2. Description of the Related Art
Etching deep features, or “through wafer” features such as via holes, in semiconductor wafers such as silicon have been achieved using the so-called “Bosch” process. The Bosch process was developed by Laermer and Schlip [1,2,3,4] at Bosch Routington Germany.
Referring to FIG. 1, the process etches deep or “through” structures 14 in a silicon wafer 10 in a pattern defined by a mask 12, such as a photoresist layer, using cyclic etch and deposition steps. The etch step uses a sulphur hexafluoride (SF6) plasma, some times with a small amount oxygen (O2), and then a deposition step using octofluorocyclobutane (C4F8) for the deposition of a fluorocarbon polymer (CF2n). The polymer is deposited on all surfaces of the etched feature. The sidewall deposition of the polymer is important for maintaining the anisotropic character of the etched feature as it inhibits etching of the sidewall thereby reducing under-etching.

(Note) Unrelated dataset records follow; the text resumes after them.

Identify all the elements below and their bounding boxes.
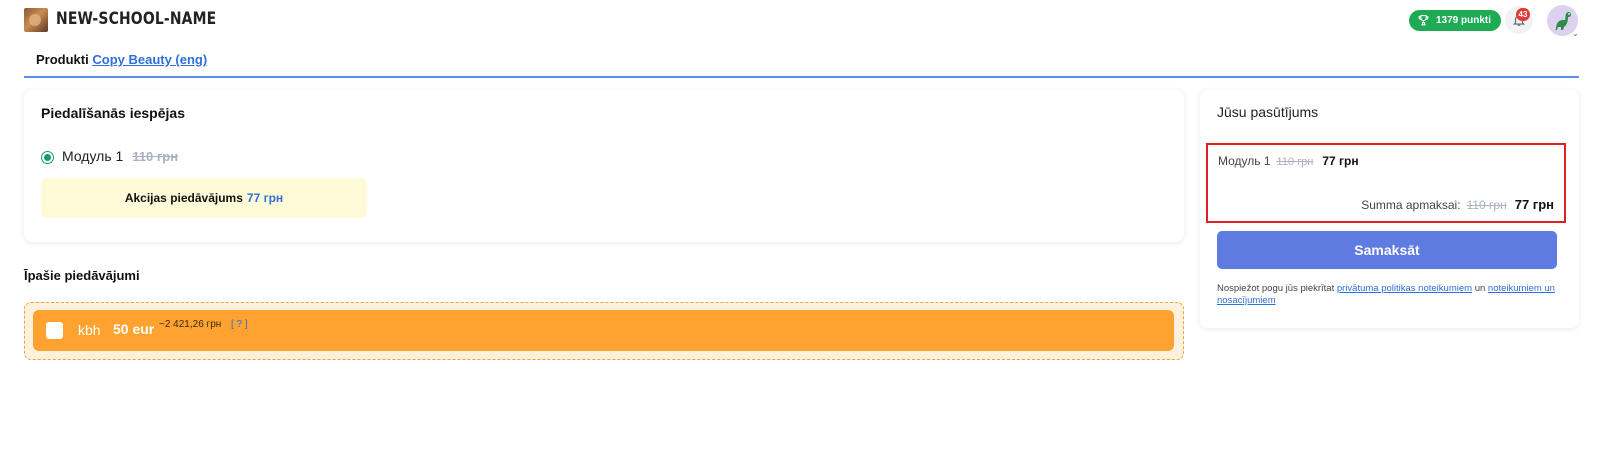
breadcrumb: Produkti Copy Beauty (eng) (36, 52, 207, 67)
special-offer-approx-price: ~2 421,26 грн (159, 319, 222, 330)
order-title: Jūsu pasūtījums (1217, 104, 1319, 120)
terms-and: un (1474, 283, 1486, 294)
breadcrumb-product-link[interactable]: Copy Beauty (eng) (92, 52, 207, 67)
special-offer-name: kbh (78, 322, 101, 338)
order-line-label: Модуль 1 (1218, 154, 1271, 168)
promo-label: Akcijas piedāvājums (124, 191, 243, 205)
promo-price: 77 грн (246, 191, 284, 205)
radio-selected-dot (44, 154, 51, 161)
top-header: NEW-SCHOOL-NAME 1379 punkti 43 ⌄ (0, 0, 1600, 42)
notifications-count-badge: 43 (1516, 8, 1530, 21)
points-badge[interactable]: 1379 punkti (1409, 10, 1502, 31)
terms-notice: Nospiežot pogu jūs piekrītat privātuma p… (1217, 283, 1563, 307)
school-name[interactable]: NEW-SCHOOL-NAME (56, 9, 216, 29)
order-line-new-price: 77 грн (1322, 154, 1359, 168)
order-line-item: Модуль 1 110 грн 77 грн (1218, 154, 1359, 168)
module-old-price: 110 грн (132, 149, 179, 164)
order-total: Summa apmaksai: 110 грн 77 грн (1361, 197, 1554, 212)
points-label: 1379 punkti (1436, 15, 1492, 26)
terms-prefix: Nospiežot pogu jūs piekrītat (1217, 283, 1335, 294)
order-total-label: Summa apmaksai: (1361, 198, 1461, 212)
special-offer-checkbox[interactable] (46, 322, 63, 339)
trophy-icon (1418, 15, 1429, 26)
special-offer-price: 50 eur (113, 321, 155, 337)
order-highlight-box: Модуль 1 110 грн 77 грн Summa apmaksai: … (1206, 143, 1566, 223)
participation-options-card: Piedalīšanās iespējas Модуль 1 110 грн A… (24, 90, 1184, 242)
order-line-old-price: 110 грн (1276, 156, 1314, 168)
special-offer-help-link[interactable]: [ ? ] (231, 319, 248, 330)
promo-offer-box: Akcijas piedāvājums 77 грн (41, 178, 367, 218)
participation-title: Piedalīšanās iespējas (41, 105, 185, 121)
order-summary-card: Jūsu pasūtījums Модуль 1 110 грн 77 грн … (1200, 90, 1579, 328)
special-offer-frame: kbh 50 eur ~2 421,26 грн [ ? ] (24, 302, 1184, 360)
pay-button[interactable]: Samaksāt (1217, 231, 1557, 269)
special-offer-item[interactable]: kbh 50 eur ~2 421,26 грн [ ? ] (33, 310, 1174, 351)
special-offers-title: Īpašie piedāvājumi (24, 268, 140, 283)
chevron-down-icon[interactable]: ⌄ (1572, 29, 1579, 38)
privacy-policy-link[interactable]: privātuma politikas noteikumiem (1337, 283, 1472, 294)
module-radio[interactable] (41, 151, 54, 164)
order-total-new-price: 77 грн (1514, 197, 1554, 212)
breadcrumb-prefix: Produkti (36, 52, 89, 67)
breadcrumb-divider (24, 76, 1579, 78)
order-total-old-price: 110 грн (1466, 198, 1507, 212)
module-option-label: Модуль 1 (62, 148, 124, 164)
school-logo[interactable] (24, 8, 48, 32)
module-option[interactable]: Модуль 1 110 грн (62, 148, 178, 164)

During the etch cycle fluorine ions and free radicals (responsible for the lateral etching) in the plasma remove the polymer which has been deposited on the base or bottom wall of the etched feature exposing the silicon to more etching at the base or bottom wall whilst the polymer deposited on the sidewalls inhibits and reduces etching by free radicals. Just before the side wall deposition is removed the etch step is stopped and the deposition step starts again. The etch and deposition step is called a cycle and many cycles are required to etch through the silicon wafer. The etch features are formed through a plasma mask such as a polymer resist or oxide mask.
The known process forms an uneven surface “scalloping” 16 on the side wall of the etch feature 14 due to the cyclic nature of the process as illustrated schematically in FIG. 1 and shown in the micrograph shown in FIG. 2.

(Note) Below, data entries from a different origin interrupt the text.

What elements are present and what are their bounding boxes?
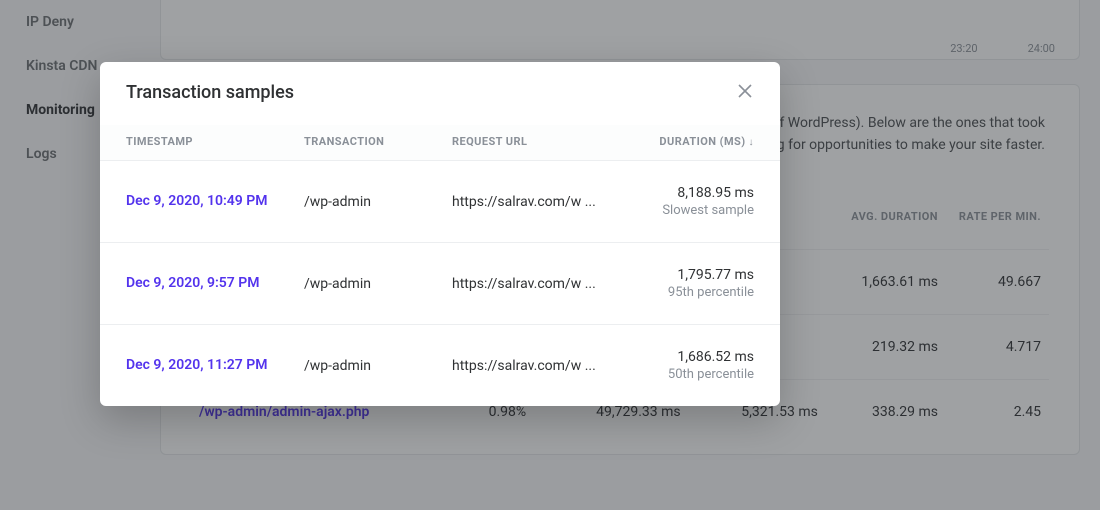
duration-cell: 1,686.52 ms50th percentile <box>604 349 754 382</box>
request-url: https://salrav.com/w ... <box>452 194 596 210</box>
close-icon <box>738 84 752 102</box>
modal-title: Transaction samples <box>126 82 294 103</box>
request-url: https://salrav.com/w ... <box>452 276 596 292</box>
request-url: https://salrav.com/w ... <box>452 358 596 374</box>
timestamp-link[interactable]: Dec 9, 2020, 10:49 PM <box>126 193 267 209</box>
col-transaction[interactable]: Transaction <box>304 135 444 148</box>
transaction-name: /wp-admin <box>304 194 444 210</box>
timestamp-link[interactable]: Dec 9, 2020, 9:57 PM <box>126 275 259 291</box>
modal-row: Dec 9, 2020, 10:49 PM/wp-admin https://sa… <box>100 161 780 243</box>
duration-cell: 1,795.77 ms95th percentile <box>604 267 754 300</box>
modal-columns: Timestamp Transaction Request URL Durati… <box>100 125 780 161</box>
modal-row: Dec 9, 2020, 11:27 PM/wp-admin https://sa… <box>100 325 780 406</box>
col-timestamp[interactable]: Timestamp <box>126 135 296 148</box>
sort-descending-icon: ↓ <box>749 137 754 148</box>
transaction-samples-modal: Transaction samples Timestamp Transactio… <box>100 62 780 406</box>
timestamp-link[interactable]: Dec 9, 2020, 11:27 PM <box>126 357 267 373</box>
col-request-url[interactable]: Request URL <box>452 135 596 148</box>
duration-cell: 8,188.95 msSlowest sample <box>604 185 754 218</box>
transaction-name: /wp-admin <box>304 276 444 292</box>
transaction-name: /wp-admin <box>304 358 444 374</box>
col-duration[interactable]: Duration (ms)↓ <box>604 135 754 148</box>
close-button[interactable] <box>736 84 754 102</box>
modal-row: Dec 9, 2020, 9:57 PM/wp-admin https://sal… <box>100 243 780 325</box>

FIG. 2 shows an end view of a trench having an oxide mask 22, and shows that even when the scalloping 24 is small the sides 26 are not smooth. The process is sensitive to many parameter changes which may make it difficult to etch features accurately and reproducibly.
In the Bosch process wafer temperature control is very important as it affects the polymer thickness, free radical activity and mask selectivity. Lower temperatures have a benefit of improving the mask life but can promote more polymer growth on the wafer base, such excessive polymer formation causing so-called “grass” formation at the base of the etched feature. Typical grass formation 30 is shown in the micrograph of FIG. 3 where the temperature of the electrostatic chuck holding the wafer has changed from 10° C. to −10° C. Low temperatures can also cause thick resist masks to crack.
Lowering of surface temperature increases the CF2n sticking coefficient which also increases polymer growth and not only increases grass formation, but can cause profile control problems. Other changes in profile control are from changes in free radical loading such as changes in exposed silicon etching area and feature size. For example, small features etch slower than large features as there are fewer radicals available due to the collimation effect of the features on the free radicals.
Ions entering the dark space sheath of the etching plasma are accelerated by the sheath field and impact onto the substrate at an angle substantially normal to the wafer plane increasing the anisotropic etching. Free radicals enter the sheath with a wide spread in distribution. As the etched feature becomes deeper the collimation affects the etch/deposition balance so the process needs to be changed during the wafer etch. Typical profile problems 40 are shown in the micrograph of FIG. 4.
Although it is possible to correct profile problems by parameter ramping control to change the balance of the etch/deposition ratio whilst etching through the wafer, such an approach requires extensive tests to establish profile control and can cause further roughing of the side wall.
The Applicant has recognized that many of the problems with the Bosch type process may be solved if the polymer was only deposited on the side wall and the process was continuous, i.e. none cyclic, which will not form scallops or side wall roughening, and that it is far better to develop continuous stable plasma etch process.
One method attempted by the Applicant was to help reduce scalloping for smoother side walls by using short cycle times less than 3 seconds which produces small scallops. This gives system control problems of power, pressure, and flow as the move to lower residence times results in unrepeatable runs often from matching network and flow response being too slow for these steps.
The Applicant has tried the foregoing approach with a high oxygen addition to a SF6 and C4F8 discharge. Here the O2 produced O+ ions which removed the polymer at the base. However the O2 free radicals were found to be very reactive and dissociate the C4F8 too much and also removed the side wall polymer causing severe undercut. In addition the oxygen oxidizes the silicon surface reducing the etch rate to the fluorine radicals and ions.
Aspects and embodiments of the present invention were devised with the foregoing in mind.